I always thought that I would introduce my children to my favourite games moving through the ages. I liked the idea of them coming to appreciate how video games have evolved in my lifetime and where they are going. I wanted them to understand why thumbsticks are such a great innovation, and to experience the sensation of blowing on a cartridge before slotting it into a blocky console (even if you’re not supposed to). It turns out that all I really wanted was for my daughter to enjoy playing games with me so that we can bond over a hobby that I feel is a part of my identity. My son is beginning to show an interest now, too, though we’re some way away from me giving my whole family a beating in a Goldeneye deathmatch. One day, though.

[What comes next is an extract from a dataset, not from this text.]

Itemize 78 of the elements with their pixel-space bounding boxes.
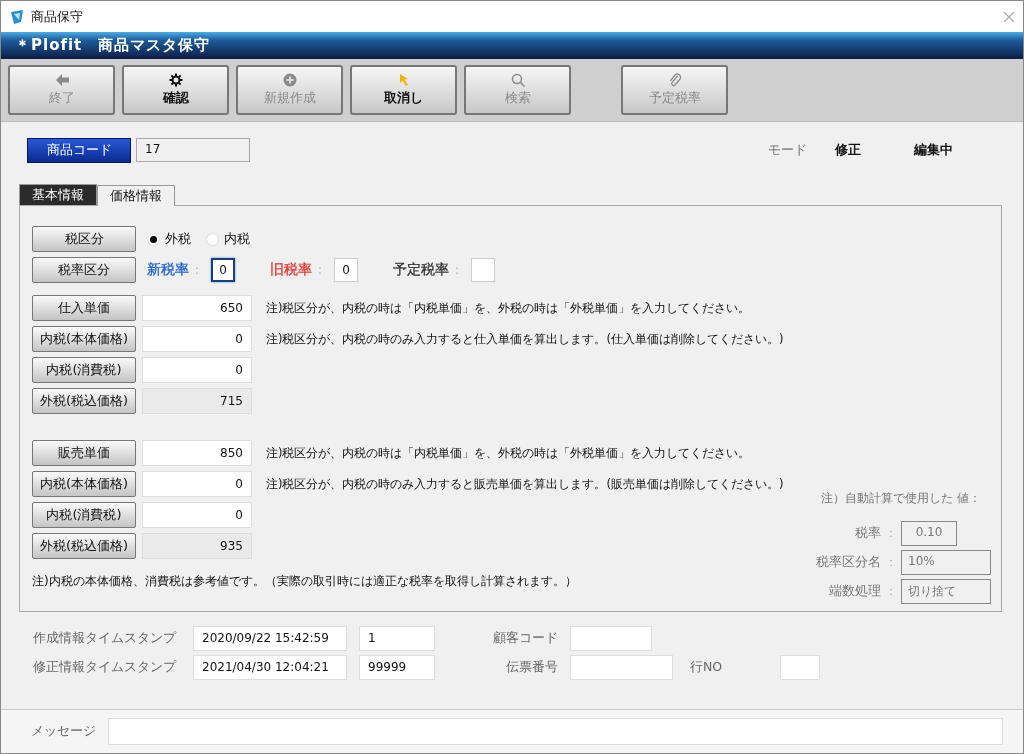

I do still intend to play some of the games from my youth with my kids. I don’t want them to look down on 8-bit games as being inferior – I want them to understand that fun is fun regardless of the screen resolution. But at the end of the day, all that matters is that your kids have fun, whether that is with a retro game, a modern game, or something else that interests them. As adult gamers, we’ve had our childhoods and while I know we all want to relive a piece of what we had through our little ones, sometimes it is just as much fun going on a new adventure together.